As an AR Follow-up Analyst, you will play a crucial role in managing the insurance claims process for US-based healthcare practices. This position focuses on maximizing insurance reimbursements, identifying claim issues, and resolving payment denials. The ideal candidate will have experience working with US medical insurance claims and will ensure smooth interactions with insurance carriers and practice owners.
Key Responsibilities
- Insurance Claim Follow-up:
- Follow up with US-based insurance carriers on unpaid, underpaid, or delayed claims.
- Root Cause Analysis & Appeals:
- Identify causes for claim denials or underpayments and initiate the appeal process.
- Collaborate with Practice Owners and Clinicians:
- Work with US-based healthcare providers to correct missing or incorrect claim data.
- Claim Processing:
- Ensure claims align with ICD-10, CPT, HCPC codes and correct CMS-1500 and UB-04 claim formats.
- Optimize Payment Processes:
- Propose resolutions to maximize reimbursement and streamline the insurance process.
Qualifications
- Experience:
- Minimum 6 months of experience in US-based AR follow-up and payment posting.
- Industry Knowledge:
- Familiarity with the US medical insurance system and claims processing cycle.
- Working knowledge of ICD-10, CPT, HCPC codes, CMS-1500, and UB-04 formats.
- Software Experience:
- Prior experience with Vericle software is a must.
- Skills:
- Excellent communication, listening, and problem-solving skills.

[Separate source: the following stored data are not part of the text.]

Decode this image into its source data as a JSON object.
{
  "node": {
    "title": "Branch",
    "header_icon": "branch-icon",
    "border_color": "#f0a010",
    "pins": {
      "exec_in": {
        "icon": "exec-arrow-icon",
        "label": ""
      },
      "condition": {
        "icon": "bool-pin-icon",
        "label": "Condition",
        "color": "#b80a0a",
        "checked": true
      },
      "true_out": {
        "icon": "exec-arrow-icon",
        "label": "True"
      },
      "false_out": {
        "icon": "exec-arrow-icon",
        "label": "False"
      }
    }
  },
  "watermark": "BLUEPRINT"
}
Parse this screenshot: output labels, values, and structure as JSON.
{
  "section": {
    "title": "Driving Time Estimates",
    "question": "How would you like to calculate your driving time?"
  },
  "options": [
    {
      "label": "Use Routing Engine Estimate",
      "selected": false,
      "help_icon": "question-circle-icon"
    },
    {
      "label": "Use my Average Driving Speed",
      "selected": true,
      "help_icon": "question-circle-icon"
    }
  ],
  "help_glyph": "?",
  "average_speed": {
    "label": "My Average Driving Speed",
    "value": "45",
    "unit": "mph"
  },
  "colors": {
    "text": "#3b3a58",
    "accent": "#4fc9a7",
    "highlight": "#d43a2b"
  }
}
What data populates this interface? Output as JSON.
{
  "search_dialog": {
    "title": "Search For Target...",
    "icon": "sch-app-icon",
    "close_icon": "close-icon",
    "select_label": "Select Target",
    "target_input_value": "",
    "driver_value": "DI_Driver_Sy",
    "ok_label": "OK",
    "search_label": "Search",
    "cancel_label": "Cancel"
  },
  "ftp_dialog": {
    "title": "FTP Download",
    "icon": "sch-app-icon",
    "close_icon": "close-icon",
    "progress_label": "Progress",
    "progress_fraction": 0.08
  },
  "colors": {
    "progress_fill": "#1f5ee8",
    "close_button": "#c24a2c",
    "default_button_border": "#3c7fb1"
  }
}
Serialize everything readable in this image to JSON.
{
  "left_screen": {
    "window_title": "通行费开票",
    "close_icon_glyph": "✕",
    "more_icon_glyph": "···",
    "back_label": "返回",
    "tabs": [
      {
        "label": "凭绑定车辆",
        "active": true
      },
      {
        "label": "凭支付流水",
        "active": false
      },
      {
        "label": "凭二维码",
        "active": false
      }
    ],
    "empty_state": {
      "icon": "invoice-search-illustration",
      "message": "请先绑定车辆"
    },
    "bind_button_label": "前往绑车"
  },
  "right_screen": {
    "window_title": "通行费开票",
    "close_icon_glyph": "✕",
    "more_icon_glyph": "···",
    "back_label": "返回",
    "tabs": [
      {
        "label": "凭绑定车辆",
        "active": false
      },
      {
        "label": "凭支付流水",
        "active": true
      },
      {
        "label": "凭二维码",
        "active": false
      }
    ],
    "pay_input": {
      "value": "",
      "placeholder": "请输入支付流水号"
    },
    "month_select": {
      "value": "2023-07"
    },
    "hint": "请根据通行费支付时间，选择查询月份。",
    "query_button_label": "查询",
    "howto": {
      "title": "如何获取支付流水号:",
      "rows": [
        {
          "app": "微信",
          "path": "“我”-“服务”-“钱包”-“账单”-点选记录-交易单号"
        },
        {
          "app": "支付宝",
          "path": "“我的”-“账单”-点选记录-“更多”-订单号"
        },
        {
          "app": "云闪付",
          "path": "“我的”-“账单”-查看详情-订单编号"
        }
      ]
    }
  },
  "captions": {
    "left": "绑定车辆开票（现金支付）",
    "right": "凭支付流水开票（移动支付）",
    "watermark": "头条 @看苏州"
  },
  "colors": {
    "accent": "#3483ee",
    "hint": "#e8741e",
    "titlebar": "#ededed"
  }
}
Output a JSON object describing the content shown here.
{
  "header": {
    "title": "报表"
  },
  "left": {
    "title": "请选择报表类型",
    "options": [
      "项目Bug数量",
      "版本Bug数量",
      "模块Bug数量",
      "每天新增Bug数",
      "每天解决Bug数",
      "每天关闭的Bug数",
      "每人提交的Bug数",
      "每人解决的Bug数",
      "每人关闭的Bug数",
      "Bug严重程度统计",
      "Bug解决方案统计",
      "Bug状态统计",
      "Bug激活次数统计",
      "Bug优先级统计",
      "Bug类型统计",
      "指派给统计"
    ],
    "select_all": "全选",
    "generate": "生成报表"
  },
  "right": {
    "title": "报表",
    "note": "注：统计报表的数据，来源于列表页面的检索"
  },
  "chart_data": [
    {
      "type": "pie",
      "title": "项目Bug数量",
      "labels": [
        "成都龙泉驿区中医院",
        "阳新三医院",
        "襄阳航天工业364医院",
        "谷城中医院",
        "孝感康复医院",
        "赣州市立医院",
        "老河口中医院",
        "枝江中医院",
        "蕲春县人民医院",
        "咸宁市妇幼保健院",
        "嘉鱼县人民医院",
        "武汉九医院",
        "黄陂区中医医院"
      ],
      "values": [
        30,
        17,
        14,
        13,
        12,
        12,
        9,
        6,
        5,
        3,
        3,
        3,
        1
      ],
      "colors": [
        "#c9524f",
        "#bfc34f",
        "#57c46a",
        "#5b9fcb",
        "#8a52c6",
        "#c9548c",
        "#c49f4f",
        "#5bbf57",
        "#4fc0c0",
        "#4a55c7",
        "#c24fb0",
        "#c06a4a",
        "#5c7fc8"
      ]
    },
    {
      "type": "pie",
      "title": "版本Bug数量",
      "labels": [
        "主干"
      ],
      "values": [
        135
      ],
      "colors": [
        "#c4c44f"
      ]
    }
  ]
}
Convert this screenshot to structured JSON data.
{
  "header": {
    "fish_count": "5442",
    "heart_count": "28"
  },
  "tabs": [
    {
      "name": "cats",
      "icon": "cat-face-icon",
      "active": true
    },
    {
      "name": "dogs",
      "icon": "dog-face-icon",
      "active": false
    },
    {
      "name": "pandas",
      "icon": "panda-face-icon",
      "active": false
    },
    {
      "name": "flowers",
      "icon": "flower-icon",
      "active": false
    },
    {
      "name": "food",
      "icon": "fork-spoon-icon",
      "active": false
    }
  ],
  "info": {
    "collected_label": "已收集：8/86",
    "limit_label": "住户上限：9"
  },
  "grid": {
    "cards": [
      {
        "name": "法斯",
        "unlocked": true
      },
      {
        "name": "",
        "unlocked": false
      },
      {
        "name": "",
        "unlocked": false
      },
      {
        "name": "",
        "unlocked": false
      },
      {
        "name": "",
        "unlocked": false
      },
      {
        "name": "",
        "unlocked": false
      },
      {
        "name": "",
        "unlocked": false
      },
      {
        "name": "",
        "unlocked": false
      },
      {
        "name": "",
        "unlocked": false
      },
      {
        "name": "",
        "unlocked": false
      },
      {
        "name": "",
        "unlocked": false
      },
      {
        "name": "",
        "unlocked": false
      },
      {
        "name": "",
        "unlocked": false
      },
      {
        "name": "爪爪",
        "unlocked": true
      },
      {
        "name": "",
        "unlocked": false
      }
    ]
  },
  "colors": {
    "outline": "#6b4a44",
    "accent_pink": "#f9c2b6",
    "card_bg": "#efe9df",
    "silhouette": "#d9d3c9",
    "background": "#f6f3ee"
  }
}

- Self-motivated and able to work independently.
Requirements
- Work Hours:
- Must be comfortable working in US Eastern Time Zone (night shift).
- Equipment:
- Laptop/Desktop with at least 8 GB RAM.
- Reliable internet connection and mobile hotspot backup.
- Work Environment:
- Ability to work remotely from home.
Why Join Vericle?
- Flexible remote work environment with opportunities to work with international clients.
- Exposure to the US healthcare system and industry-standard tools.
- Collaborative and supportive virtual work culture.